Yesterday I received my Guild Newsletter. (Can't we think of a better title for that, by the way? Knitting Knatter, or Knitting Matters, or something, anything.) In it was featured a letter from the President with so much misunderstanding of the role of the returning Officer, the NSW rules for voluntary organistations, and simply good procedural practice, that it is gobsmacking that she thought it was a suitable thing to put before her members. Here are the last two paragraphs:
Personalities and appeals to members to pressure the Executive Committee are an inappropriate way for any organisation to make and carry out decisions. The Executive made a majority decision and carried that decision impartially across the board.
It would be grossly improper for the Executive to manipulate decisions based on popularity, to apply one rule to one person and not another, and overturn majority decisions based on the clamour of its members.

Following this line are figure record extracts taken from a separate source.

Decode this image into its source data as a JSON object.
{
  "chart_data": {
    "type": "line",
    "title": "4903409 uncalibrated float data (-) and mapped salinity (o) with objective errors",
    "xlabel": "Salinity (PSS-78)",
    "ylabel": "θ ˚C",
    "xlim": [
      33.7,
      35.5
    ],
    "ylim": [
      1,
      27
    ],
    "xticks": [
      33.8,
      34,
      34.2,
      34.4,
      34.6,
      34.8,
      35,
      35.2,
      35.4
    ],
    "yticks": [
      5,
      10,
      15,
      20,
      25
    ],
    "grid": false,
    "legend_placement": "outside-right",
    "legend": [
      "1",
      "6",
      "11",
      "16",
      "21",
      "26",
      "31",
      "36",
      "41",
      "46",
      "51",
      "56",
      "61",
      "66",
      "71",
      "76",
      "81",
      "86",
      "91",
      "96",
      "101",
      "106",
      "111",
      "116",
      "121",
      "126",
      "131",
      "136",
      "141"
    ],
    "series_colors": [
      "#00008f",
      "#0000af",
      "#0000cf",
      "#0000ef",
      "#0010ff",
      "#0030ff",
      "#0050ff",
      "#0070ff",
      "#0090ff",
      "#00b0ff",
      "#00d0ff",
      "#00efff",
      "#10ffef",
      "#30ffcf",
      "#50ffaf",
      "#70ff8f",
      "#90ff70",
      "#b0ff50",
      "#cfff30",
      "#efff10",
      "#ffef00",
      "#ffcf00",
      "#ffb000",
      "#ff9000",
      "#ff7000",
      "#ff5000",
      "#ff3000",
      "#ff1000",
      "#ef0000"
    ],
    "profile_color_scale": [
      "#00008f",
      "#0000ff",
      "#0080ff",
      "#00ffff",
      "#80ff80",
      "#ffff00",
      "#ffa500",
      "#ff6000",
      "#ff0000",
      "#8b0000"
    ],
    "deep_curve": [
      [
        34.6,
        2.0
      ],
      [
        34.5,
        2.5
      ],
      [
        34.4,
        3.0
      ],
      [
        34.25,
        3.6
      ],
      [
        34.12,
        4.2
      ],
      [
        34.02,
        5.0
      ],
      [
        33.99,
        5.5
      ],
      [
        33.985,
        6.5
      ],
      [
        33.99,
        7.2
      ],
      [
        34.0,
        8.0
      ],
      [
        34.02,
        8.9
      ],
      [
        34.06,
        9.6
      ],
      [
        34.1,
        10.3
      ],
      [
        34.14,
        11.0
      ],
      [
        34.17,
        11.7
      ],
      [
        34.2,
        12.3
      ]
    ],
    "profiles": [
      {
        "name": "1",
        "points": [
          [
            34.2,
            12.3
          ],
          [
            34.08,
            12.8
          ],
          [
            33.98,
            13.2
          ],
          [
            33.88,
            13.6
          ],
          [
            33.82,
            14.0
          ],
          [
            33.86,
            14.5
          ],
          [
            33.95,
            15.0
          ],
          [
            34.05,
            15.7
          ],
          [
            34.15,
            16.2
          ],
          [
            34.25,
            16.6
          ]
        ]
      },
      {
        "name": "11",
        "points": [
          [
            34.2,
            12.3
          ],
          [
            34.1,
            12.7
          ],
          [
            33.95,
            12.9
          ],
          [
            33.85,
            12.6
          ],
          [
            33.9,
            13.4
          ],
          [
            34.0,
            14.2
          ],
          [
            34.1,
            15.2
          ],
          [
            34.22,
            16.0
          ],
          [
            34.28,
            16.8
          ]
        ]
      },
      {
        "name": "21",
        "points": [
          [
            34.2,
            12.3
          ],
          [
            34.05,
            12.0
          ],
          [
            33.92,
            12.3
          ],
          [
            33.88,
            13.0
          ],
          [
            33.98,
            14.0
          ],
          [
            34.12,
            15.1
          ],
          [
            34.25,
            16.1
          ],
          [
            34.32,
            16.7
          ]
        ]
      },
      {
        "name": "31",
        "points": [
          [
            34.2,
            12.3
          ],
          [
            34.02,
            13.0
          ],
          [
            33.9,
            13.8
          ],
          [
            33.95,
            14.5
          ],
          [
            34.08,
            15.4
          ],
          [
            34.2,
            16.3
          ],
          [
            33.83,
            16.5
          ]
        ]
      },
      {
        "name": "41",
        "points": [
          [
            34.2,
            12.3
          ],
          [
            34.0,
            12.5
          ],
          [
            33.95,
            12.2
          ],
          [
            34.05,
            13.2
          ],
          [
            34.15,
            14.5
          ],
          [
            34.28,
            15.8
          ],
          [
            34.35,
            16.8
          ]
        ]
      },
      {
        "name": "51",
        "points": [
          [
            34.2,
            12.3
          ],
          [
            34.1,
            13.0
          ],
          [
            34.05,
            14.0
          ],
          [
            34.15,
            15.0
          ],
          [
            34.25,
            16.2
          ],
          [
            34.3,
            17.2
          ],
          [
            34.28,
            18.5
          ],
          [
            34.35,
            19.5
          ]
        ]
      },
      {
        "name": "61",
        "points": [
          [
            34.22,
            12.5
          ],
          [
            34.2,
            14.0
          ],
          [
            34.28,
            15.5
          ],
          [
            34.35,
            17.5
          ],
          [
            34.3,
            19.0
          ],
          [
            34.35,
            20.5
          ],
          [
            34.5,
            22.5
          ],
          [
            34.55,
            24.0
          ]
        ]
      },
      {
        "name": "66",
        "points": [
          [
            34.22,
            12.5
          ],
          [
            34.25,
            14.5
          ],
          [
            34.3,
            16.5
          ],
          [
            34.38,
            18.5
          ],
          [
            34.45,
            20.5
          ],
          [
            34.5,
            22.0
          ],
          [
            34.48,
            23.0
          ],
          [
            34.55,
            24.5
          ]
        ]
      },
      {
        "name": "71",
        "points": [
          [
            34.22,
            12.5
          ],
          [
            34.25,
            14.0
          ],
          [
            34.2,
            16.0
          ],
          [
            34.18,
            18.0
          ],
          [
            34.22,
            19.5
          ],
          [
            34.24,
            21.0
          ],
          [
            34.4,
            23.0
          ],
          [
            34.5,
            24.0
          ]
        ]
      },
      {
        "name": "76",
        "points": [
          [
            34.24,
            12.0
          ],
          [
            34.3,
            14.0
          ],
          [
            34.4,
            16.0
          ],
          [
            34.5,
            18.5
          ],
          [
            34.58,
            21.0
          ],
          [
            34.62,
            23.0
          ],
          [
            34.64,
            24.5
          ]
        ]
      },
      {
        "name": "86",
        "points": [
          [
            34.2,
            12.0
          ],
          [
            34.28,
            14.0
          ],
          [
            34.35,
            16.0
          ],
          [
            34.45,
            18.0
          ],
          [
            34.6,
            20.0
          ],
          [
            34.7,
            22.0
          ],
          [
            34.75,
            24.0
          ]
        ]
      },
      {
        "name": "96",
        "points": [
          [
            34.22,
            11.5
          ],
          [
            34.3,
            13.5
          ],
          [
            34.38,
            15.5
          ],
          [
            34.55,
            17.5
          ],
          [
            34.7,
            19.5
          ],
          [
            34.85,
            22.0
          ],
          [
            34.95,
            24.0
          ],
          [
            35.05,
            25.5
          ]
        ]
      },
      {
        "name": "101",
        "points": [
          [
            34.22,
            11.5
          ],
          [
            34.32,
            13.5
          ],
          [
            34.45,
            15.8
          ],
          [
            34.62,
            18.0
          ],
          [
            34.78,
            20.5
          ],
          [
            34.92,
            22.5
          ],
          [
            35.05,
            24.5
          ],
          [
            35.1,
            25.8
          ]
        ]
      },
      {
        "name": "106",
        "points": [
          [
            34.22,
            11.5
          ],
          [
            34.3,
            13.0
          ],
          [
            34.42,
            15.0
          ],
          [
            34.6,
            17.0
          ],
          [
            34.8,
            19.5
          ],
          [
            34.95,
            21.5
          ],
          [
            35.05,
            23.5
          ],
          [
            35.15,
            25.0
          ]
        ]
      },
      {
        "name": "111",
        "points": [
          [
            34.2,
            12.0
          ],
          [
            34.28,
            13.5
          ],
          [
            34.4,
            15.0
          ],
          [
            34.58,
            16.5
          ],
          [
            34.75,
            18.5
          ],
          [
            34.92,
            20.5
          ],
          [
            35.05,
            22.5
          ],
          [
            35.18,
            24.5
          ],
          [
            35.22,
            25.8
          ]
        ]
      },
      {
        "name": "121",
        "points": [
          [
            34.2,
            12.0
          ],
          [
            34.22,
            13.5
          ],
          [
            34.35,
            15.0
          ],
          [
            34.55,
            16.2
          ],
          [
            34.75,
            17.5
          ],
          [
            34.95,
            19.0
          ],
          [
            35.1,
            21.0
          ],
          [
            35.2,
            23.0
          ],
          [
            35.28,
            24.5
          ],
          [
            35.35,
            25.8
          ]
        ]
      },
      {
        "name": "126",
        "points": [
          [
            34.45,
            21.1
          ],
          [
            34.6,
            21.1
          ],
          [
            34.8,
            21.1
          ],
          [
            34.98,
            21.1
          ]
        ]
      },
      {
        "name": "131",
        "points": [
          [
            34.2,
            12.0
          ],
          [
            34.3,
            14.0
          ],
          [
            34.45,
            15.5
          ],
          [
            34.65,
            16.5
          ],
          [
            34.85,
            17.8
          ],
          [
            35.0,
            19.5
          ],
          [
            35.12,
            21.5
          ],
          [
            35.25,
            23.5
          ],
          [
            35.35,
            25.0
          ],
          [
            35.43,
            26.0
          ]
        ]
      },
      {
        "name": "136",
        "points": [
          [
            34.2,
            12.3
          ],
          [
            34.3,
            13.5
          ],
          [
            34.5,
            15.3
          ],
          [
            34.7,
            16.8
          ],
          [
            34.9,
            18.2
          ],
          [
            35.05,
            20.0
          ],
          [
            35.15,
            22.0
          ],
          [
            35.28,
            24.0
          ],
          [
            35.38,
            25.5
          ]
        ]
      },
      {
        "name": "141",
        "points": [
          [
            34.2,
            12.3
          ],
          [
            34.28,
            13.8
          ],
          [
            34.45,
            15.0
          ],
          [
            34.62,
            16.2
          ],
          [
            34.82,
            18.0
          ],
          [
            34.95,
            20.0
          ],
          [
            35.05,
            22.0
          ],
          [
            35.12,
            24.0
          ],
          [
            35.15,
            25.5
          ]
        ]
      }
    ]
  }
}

It would create a very bad precedent.
What the President, and presumably some members of the executive, don't seem to have realised yet is that it was the vote that was taken by the executive - the 'majority decision' - on a matter over which they had no jurisdiction - a matter which should have been ruled on by the Returning Officer - that was grossly improper. It has nothing to do with 'appeals to members' or 'popularity' or 'personalities' or 'the clamour of its members'. It has to do with the proper way to conduct an election, which is laid down in the NSW Rules for model organisations. Every event that has occurred in this election that is not covered by the Guild constitution is covered by the NSW model rules, which are meant to be used where the constitution is contradictory or silent.
There is little or nothing that can be done at this point. We have a new committee, and it will be given the chance to show us that it understands its responsibilities. But now two elections in a row have been run incompetently - another thing that members may not know is that the members who normally receive their newsletters by email (about 15% of the total) didn't receive their election papers. Luckily the Secretary realised what had happened when, at the last minute, it was pointed out there was a pattern to the people who were wondering where their papers were, and she sent their papers out by email. If she hadn't the AGM would have had to be psotponed.